29 Mei dalam Sejarah
Jumat, 29 Mei 2026 09:00 WIBOleh Tim Redaksi
Tanggal 29 Mei menorehkan sejumlah peristiwa bersejarah yang mengubah peta politik, ilmu pengetahuan, dan olahraga dunia. Berbagai kejadian pada hari ini menunjukkan bagaimana satu tanggal dapat menjadi saksi runtuhnya kekuasaan, lahirnya pencapaian manusia, hingga tragedi yang mengubah tata kelola keamanan publik.
Pada 29 Mei 1453, Konstantinopel, ibu kota Kekaisaran Bizantium, jatuh ke tangan pasukan Utsmaniyah di bawah Sultan Mehmed II setelah pengepungan selama lebih dari sebulan. Jatuhnya kota itu menandai berakhirnya Kekaisaran Bizantium yang telah bertahan lebih dari seribu tahun dan sekaligus membuka lembaran baru kekuasaan Islam di Eropa Tenggara. Peristiwa ini juga mendorong para cendekiawan Bizantium mengungsi ke Eropa Barat, membawa serta naskah-naskah klasik yang kemudian memicu perkembangan Renaissance.

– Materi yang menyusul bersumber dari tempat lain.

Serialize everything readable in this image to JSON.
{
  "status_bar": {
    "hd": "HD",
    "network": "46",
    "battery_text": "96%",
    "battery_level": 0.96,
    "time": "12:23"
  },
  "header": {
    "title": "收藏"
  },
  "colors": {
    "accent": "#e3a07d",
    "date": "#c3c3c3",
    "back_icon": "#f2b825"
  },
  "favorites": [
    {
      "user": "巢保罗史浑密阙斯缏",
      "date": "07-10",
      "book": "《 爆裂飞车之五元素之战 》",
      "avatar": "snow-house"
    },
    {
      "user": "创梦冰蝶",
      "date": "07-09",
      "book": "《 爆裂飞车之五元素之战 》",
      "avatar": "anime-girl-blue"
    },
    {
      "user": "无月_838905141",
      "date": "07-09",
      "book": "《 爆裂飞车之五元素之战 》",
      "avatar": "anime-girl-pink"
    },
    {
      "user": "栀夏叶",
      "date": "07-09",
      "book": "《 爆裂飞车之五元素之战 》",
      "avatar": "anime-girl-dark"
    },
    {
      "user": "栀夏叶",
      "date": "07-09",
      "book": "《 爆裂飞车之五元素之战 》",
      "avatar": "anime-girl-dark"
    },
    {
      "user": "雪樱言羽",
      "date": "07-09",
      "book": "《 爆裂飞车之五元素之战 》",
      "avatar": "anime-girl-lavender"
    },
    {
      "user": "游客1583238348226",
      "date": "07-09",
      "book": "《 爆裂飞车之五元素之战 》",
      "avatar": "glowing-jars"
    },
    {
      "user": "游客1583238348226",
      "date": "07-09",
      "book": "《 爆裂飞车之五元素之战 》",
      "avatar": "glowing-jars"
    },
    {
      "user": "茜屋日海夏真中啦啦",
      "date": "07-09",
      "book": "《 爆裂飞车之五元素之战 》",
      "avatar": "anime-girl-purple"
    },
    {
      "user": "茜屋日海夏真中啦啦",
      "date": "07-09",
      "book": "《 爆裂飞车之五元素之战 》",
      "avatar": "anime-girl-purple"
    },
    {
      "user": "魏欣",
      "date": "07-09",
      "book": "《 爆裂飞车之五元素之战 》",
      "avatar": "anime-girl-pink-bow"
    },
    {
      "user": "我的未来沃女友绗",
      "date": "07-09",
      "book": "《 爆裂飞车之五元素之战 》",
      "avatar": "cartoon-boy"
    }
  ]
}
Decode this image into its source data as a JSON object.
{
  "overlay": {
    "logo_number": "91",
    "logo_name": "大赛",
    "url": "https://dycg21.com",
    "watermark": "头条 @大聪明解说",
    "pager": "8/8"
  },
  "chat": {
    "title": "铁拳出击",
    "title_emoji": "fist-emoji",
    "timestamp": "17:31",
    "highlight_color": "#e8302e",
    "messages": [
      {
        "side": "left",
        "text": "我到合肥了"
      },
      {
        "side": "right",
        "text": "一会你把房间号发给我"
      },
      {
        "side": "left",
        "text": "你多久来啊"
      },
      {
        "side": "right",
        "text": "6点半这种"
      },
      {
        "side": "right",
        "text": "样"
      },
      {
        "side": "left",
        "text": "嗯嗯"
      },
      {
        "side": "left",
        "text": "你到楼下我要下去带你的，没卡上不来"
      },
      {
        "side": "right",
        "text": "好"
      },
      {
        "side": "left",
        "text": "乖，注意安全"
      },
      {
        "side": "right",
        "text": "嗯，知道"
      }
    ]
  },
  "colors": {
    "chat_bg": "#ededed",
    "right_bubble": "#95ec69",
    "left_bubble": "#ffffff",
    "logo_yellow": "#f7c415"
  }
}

Hampir lima abad kemudian, 29 Mei 1953 menjadi hari bersejarah bagi dunia pendakian gunung. Pendaki Selandia Baru Edmund Hillary bersama pemandu Nepal Tenzing Norgay berhasil mencapai puncak Gunung Everest, titik tertinggi di dunia. Pencapaian itu untuk pertama kali membuktikan bahwa manusia mampu menaklukkan atap dunia, dan hingga kini diperingati sebagai tonggak penting dalam eksplorasi dan ketahanan fisik manusia.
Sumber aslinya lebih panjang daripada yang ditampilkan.